The clinic’s office manager, Brittany McCoskey, 26, of Monticello, was sentenced to 13 months in prison and ordered to help pay $55,069 in restitution. She previously pleaded guilty May 17 to making false statements.
McCoskey said she knew about a bone marrow biopsy being done by a phlebotomist, whose job is collecting blood. The biopsy should’ve been done by a doctor. McCoskey said she knew it was wrong but she didn’t report it to authorities because, she said, “I was afraid of losing my job.”
Prosecutors said McCoskey blocked nurses from calling ambulances for patients who needed emergency care, and sent away a technician who went to the clinic to repair an important piece of medical equipment. They said she also falsified records.
“I know what I did was wrong, and if I could change all of this I would,” McCoskey said, her voice rising as she sobbed.
Jordan told McCoskey: “I’m not persuaded by the fact that, ‘Somebody told me to do it.'”

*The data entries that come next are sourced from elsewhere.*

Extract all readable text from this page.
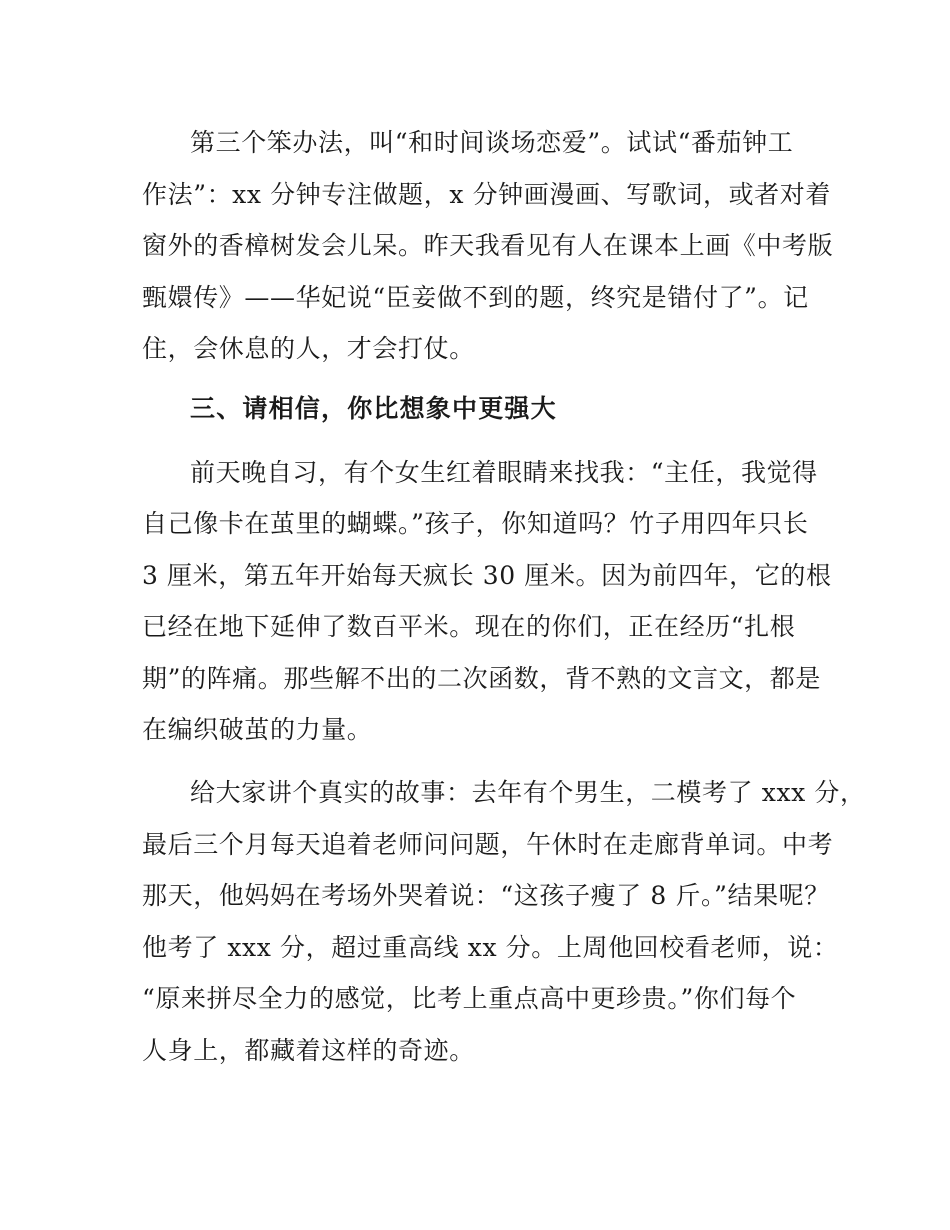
第三个笨办法，叫“和时间谈场恋爱”。试试“番茄钟工
作法”：xx 分钟专注做题，x 分钟画漫画、写歌词，或者对着
窗外的香樟树发会儿呆。昨天我看见有人在课本上画《中考版
甄嬛传》——华妃说“臣妾做不到的题，终究是错付了”。记
住，会休息的人，才会打仗。
三、请相信，你比想象中更强大
前天晚自习，有个女生红着眼睛来找我：“主任，我觉得
自己像卡在茧里的蝴蝶。”孩子，你知道吗？竹子用四年只长
3 厘米，第五年开始每天疯长 30 厘米。因为前四年，它的根
已经在地下延伸了数百平米。现在的你们，正在经历“扎根
期”的阵痛。那些解不出的二次函数，背不熟的文言文，都是
在编织破茧的力量。
给大家讲个真实的故事：去年有个男生，二模考了 xxx 分，
最后三个月每天追着老师问问题，午休时在走廊背单词。中考
那天，他妈妈在考场外哭着说：“这孩子瘦了 8 斤。”结果呢？
他考了 xxx 分，超过重高线 xx 分。上周他回校看老师，说：
“原来拼尽全力的感觉，比考上重点高中更珍贵。”你们每个
人身上，都藏着这样的奇迹。
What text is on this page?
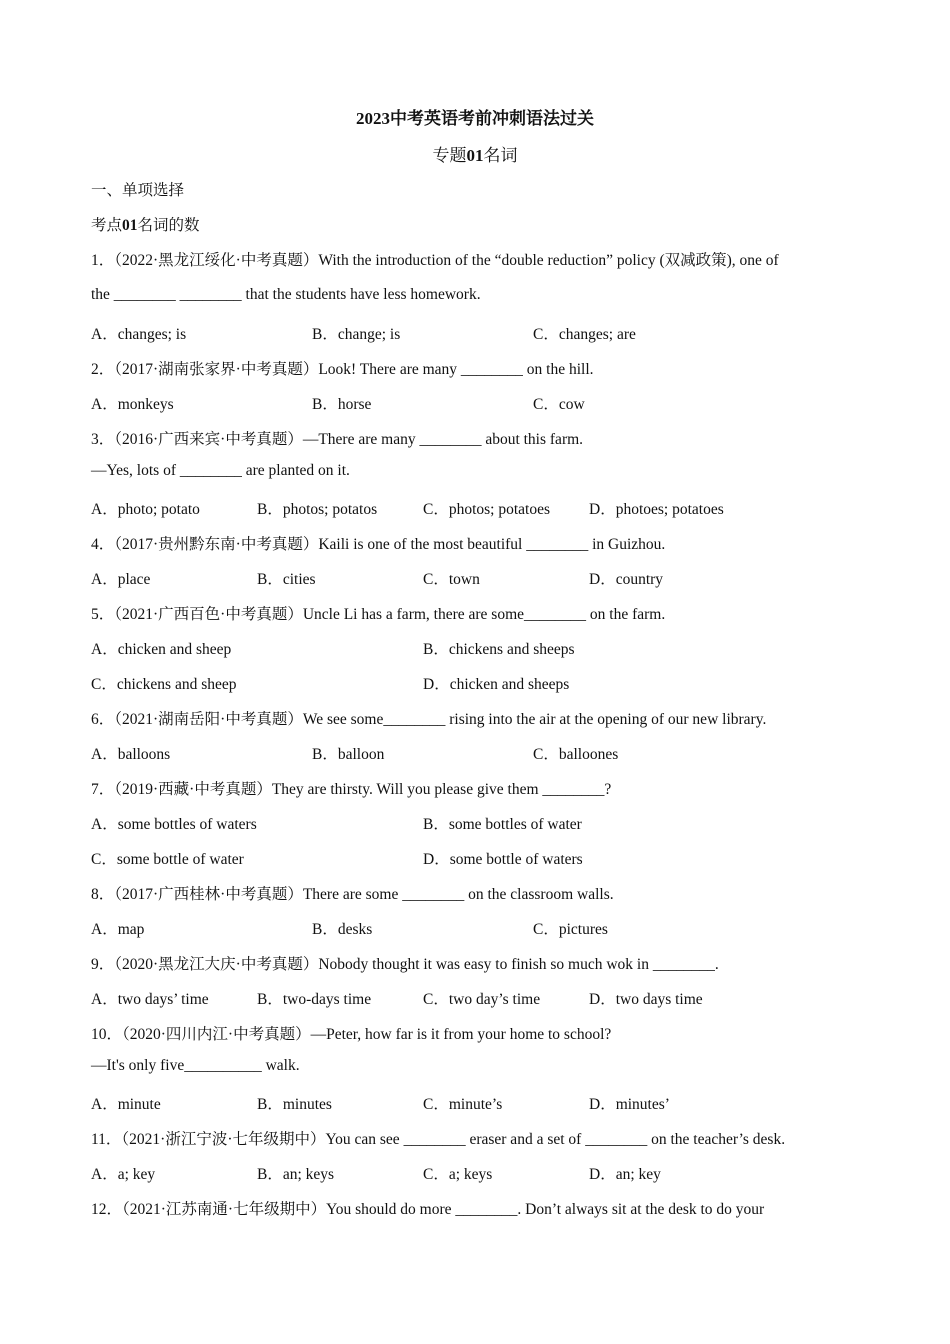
2023中考英语考前冲刺语法过关
专题01名词
一、单项选择
考点01名词的数
1．（2022·黑龙江绥化·中考真题）With the introduction of the “double reduction” policy (双减政策), one of
the ________ ________ that the students have less homework.
A．changes; is	B．change; is	C．changes; are
2．（2017·湖南张家界·中考真题）Look! There are many ________ on the hill.
A．monkeys	B．horse	C．cow
3．（2016·广西来宾·中考真题）—There are many ________ about this farm.
—Yes, lots of ________ are planted on it.
A．photo; potato	B．photos; potatos	C．photos; potatoes	D．photoes; potatoes
4．（2017·贵州黔东南·中考真题）Kaili is one of the most beautiful ________ in Guizhou.
A．place	B．cities	C．town	D．country
5．（2021·广西百色·中考真题）Uncle Li has a farm, there are some________ on the farm.
A．chicken and sheep	B．chickens and sheeps
C．chickens and sheep	D．chicken and sheeps
6．（2021·湖南岳阳·中考真题）We see some________ rising into the air at the opening of our new library.
A．balloons	B．balloon	C．balloones
7．（2019·西藏·中考真题）They are thirsty. Will you please give them ________?
A．some bottles of waters	B．some bottles of water
C．some bottle of water	D．some bottle of waters
8．（2017·广西桂林·中考真题）There are some ________ on the classroom walls.
A．map	B．desks	C．pictures
9．（2020·黑龙江大庆·中考真题）Nobody thought it was easy to finish so much wok in ________.
A．two days’ time	B．two-days time	C．two day’s time	D．two days time
10．（2020·四川内江·中考真题）—Peter, how far is it from your home to school?
—It's only five__________ walk.
A．minute	B．minutes	C．minute’s	D．minutes’
11．（2021·浙江宁波·七年级期中）You can see ________ eraser and a set of ________ on the teacher’s desk.
A．a; key	B．an; keys	C．a; keys	D．an; key
12．（2021·江苏南通·七年级期中）You should do more ________. Don’t always sit at the desk to do your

Monica Weeks, 40, of Madison, handled the clinic’s billing from her Ridgeland firm, Medical Billing Group. Jordan sentenced her to three months’ house arrest and three years’ probation and ordered her to help pay $19,550 in restitution. She pleaded guilty to conspiracy July 13.
“I’m truly sorry for the mistakes I made, and I promise nothing like this will ever happen again,” Weeks told the judge.
Attorneys said dozens of people submitted letters of support for Weeks.
“Some of the letters said that she did nothing wrong,” Jordan said. “I disagree with that.”
The judge said that although Weeks voluntarily contacted authorities when she suspected wrongdoing at the clinic, she was involved in more than $19,000 of fraudulent billing.
Relatives of two former Rose Cancer Clinic patients testified Friday.
Rosetta Chairs of Metairie, La., said her older sister, Gloria Chairs, was treated there despite being wrongly diagnosed with cancer. Rosetta Chairs said she believes the treatments contributed to her sister’s death earlier this year at age 49.
Ernest Whittington, a Baptist minister from Liberty, Miss., said his wife of 61 years, Bettie, survived breast cancer but later developed bone cancer and was treated at Rose Cancer Clinic. He said she grew extremely ill while being treated at the clinic, and he believes it was because of the medicine she was given there. She died in August 2011.
“She was my helpmate all those years,” Whittington said. “I lost my right arm when I lost her.”
Civil lawsuits have also been filed against Sachdeva in state court.
The Mississippi Health Department closed Rose Cancer Clinic in July 2011 because of “unsafe infection control practices” after 11 patients were hospitalized with the same bacterial infection. The scare led officials to test nearly 300 cancer patients for infections such as HIV. The department has said none of the patients tested had blood-borne viral infections related to the clinic’s care. However, a civil lawsuit claims at least one patient died about the time the clinic was shut down from HIV he contracted there.
Sachdeva, a naturalized citizen from India, has been held without bond since her arrest in August 2011 because she’s considered a flight risk. Prosecutors say she had considerable assets, including bank accounts in her native country, despite the seizure of about $6 million.